Merchant-Ivory's 1986 adaptation of E. M. Forster's A Room with a View introduced new audiences to the style of filmmaking that had won them a hitherto select—but devoted—following. Its story of a young Englishwoman's emotional and sexual awakening in the face of the beauty and passion of Florence was ideally suited to Ivory's and Jhabvala's long-standing concerns. The latter's witty, literate script is alive with carefully shaded characterizations. The same can be said for Howards End , also based on Forster, which explores class distinctions in 1910 England (and is considered the penultimate Merchant-Ivory-Jhabvala collaboration); and The Remains of the Day , adapted from Kazuo Ishiguro's novel, about an efficient, mindlessly selfless professional servant, in which most of the narrative occurs between the world wars. Less successful (but no less ambitious) were Mr. and Mrs. Bridge (about the manner in which the passage of time affects a Midwestern couple); Jefferson in Paris (chronicling Thomas Jefferson's experiences while serving as the U.S. ambassador to France); and Surviving Picasso (the based-on-fact account of Francoise Gilot, a young artist who becomes the lover of an egotistical, womanizing Pablo Picasso). Jhabvala's final Merchant-Ivory film of the 1990s, A Soldier's Daughter Never Cries , is an improvement over their most recent collaborations. Based on the autobiographical novel by Kaylie (daughter of James) Jones, it is the heartfelt, though somewhat episodic, account of a famed expatriate novelist and his familial bonds. Despite its flaws, A Soldier's Daughter Never Cries is a rarity in contemporary cinema in that it offers a portrait of a loving, non-dysfunctional family.
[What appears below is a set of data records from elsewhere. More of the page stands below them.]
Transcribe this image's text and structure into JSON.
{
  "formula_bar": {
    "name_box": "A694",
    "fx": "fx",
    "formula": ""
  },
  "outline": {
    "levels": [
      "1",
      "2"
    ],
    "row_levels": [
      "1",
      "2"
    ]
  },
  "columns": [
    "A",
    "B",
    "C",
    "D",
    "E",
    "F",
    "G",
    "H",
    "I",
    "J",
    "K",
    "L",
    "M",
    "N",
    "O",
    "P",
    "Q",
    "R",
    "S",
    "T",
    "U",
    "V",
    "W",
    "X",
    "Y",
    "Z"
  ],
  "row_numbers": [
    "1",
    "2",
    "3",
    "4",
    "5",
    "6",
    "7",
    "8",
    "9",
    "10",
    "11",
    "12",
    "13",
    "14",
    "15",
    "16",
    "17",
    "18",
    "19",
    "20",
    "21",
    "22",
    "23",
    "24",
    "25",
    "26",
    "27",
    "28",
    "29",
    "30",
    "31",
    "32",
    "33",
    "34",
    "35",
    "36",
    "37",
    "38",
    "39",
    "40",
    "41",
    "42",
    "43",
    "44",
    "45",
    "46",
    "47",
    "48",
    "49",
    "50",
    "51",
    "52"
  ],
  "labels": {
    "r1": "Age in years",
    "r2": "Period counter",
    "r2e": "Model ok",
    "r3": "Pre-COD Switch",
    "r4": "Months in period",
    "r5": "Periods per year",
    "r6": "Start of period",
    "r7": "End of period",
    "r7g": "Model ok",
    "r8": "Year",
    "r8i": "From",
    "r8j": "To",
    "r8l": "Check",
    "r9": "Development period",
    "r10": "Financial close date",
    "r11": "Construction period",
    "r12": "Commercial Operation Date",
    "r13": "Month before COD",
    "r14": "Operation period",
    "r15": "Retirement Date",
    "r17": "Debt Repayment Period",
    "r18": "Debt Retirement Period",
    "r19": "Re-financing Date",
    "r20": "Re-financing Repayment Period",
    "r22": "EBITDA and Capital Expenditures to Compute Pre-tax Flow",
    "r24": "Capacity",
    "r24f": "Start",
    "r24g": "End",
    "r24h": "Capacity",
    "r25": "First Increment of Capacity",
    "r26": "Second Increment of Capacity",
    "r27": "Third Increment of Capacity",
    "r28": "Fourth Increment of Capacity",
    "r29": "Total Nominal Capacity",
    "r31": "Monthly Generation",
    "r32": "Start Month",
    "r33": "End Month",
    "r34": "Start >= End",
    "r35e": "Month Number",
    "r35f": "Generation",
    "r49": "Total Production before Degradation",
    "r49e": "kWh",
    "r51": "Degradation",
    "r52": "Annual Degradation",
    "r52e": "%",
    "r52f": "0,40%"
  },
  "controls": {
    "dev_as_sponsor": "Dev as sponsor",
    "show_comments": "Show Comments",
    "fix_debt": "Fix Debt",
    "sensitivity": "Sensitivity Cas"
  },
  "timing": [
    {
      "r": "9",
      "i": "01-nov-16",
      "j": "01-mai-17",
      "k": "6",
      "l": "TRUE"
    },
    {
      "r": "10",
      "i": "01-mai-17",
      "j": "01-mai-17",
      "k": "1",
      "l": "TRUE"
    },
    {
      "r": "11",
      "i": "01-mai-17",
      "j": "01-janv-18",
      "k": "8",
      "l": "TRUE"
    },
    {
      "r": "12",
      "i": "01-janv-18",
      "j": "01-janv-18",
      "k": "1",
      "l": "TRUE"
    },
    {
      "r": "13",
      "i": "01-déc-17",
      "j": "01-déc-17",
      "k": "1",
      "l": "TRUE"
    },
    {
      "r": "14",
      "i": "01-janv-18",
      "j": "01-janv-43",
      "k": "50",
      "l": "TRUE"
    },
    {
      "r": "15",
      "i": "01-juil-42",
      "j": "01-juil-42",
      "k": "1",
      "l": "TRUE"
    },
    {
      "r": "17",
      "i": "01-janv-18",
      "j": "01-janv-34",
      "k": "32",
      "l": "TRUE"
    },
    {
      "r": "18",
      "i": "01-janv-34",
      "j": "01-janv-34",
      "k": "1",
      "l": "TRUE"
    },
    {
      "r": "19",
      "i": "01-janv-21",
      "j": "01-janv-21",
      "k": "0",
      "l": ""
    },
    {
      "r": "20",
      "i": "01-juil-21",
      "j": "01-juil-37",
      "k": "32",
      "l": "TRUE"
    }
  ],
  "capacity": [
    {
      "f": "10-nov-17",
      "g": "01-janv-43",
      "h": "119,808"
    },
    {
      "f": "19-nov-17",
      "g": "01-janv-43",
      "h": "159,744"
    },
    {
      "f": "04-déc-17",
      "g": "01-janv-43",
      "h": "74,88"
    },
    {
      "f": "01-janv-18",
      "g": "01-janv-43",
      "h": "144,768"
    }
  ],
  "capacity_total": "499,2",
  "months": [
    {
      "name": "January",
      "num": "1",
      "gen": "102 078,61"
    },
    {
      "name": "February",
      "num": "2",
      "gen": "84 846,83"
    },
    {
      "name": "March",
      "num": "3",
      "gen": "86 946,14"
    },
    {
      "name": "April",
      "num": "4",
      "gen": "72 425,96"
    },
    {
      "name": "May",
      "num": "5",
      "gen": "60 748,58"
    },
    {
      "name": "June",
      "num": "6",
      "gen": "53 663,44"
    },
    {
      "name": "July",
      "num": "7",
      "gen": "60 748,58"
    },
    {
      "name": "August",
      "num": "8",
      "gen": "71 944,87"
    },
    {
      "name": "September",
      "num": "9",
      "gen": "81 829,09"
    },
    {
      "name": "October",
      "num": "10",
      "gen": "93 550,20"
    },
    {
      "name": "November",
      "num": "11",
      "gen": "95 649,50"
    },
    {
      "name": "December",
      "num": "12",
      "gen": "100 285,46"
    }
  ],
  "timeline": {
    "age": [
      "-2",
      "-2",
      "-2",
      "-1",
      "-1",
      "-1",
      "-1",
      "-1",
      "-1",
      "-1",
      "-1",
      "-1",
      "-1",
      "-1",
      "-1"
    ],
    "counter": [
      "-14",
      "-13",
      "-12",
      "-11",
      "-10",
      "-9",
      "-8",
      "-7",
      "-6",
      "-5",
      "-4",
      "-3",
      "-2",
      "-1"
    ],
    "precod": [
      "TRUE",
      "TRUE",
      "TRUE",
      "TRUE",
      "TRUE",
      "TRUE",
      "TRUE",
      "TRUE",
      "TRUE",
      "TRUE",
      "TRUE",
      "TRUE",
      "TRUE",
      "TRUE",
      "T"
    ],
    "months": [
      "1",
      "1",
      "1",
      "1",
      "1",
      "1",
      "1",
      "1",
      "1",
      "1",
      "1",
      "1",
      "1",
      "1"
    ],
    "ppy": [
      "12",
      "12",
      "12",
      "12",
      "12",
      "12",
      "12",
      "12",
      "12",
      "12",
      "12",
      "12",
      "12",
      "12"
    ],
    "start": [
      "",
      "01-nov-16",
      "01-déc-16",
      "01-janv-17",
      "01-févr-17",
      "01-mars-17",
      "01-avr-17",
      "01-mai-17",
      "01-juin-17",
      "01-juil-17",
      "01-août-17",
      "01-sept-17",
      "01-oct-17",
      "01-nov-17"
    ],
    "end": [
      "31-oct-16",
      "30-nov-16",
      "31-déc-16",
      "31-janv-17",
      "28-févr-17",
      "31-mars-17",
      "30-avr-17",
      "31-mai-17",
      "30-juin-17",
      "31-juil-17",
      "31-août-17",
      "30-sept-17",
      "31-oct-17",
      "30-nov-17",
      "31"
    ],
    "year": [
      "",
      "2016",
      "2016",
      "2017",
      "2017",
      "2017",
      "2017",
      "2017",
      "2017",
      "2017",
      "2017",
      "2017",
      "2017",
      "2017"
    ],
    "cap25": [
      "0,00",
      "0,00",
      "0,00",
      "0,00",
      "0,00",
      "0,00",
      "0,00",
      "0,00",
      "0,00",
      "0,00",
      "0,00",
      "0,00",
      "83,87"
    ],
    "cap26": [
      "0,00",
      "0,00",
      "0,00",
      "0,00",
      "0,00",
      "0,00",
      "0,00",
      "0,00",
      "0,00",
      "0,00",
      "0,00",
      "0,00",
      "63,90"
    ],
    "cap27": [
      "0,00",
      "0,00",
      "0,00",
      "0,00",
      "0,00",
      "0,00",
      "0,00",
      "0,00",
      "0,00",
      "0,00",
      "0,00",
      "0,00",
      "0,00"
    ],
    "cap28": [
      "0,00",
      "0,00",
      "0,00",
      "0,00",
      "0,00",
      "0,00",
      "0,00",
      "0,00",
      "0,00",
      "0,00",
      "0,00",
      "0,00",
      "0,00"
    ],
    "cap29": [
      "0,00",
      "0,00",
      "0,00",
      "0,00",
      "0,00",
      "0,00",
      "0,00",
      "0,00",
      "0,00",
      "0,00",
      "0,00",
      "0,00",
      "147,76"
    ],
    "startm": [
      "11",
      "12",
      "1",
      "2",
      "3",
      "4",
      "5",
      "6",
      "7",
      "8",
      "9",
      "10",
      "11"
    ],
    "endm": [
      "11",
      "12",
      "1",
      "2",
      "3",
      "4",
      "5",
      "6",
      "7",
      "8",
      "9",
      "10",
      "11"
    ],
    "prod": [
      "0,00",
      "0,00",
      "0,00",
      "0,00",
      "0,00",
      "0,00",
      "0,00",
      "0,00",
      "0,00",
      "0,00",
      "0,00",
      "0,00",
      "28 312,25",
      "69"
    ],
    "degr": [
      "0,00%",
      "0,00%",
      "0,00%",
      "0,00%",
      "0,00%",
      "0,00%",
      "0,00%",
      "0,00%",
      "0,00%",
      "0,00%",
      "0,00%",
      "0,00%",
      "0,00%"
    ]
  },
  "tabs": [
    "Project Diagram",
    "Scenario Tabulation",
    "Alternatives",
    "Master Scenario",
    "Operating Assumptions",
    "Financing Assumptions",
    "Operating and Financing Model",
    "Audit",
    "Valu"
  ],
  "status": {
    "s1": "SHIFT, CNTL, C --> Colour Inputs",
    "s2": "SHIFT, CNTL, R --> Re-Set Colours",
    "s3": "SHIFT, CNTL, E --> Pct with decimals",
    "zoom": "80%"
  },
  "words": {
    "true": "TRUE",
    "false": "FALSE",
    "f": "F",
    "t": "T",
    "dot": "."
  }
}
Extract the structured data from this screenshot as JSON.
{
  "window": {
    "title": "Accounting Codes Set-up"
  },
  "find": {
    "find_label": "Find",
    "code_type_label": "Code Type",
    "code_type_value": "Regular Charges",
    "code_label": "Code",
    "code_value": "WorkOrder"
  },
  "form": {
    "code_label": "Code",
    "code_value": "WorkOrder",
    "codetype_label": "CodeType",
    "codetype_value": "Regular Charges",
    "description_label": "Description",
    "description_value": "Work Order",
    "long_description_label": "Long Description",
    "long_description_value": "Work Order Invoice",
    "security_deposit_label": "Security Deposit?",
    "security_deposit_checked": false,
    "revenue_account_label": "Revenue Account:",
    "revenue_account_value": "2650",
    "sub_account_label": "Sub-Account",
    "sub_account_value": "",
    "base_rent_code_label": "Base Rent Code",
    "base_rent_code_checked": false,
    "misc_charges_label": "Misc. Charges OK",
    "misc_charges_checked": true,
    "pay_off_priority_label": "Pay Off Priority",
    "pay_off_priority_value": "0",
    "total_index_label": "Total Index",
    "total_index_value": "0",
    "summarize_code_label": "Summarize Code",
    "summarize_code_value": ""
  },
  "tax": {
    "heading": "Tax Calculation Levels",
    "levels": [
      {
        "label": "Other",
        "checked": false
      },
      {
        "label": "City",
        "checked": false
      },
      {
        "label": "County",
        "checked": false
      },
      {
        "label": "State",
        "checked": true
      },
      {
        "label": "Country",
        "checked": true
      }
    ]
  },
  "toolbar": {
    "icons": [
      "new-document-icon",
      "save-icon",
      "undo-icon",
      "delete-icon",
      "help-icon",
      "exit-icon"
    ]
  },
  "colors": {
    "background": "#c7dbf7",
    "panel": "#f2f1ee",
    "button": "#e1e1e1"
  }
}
In the 1990s, the ever-thinning line between Hollywood and the world of independent cinema may be best symbolized by Merchant-Ivory's inking a three-film pact with the Walt Disney Company. Nonetheless, despite their artistic lapses, Merchant-Ivory—and Jhabvala—have sustained the conviction that the tradition of the intelligent, thoughtful film, brimming with observations on the complexities of human nature—a conviction that seems so out of place in contemporary Hollywood—remains safe and alive in their hands.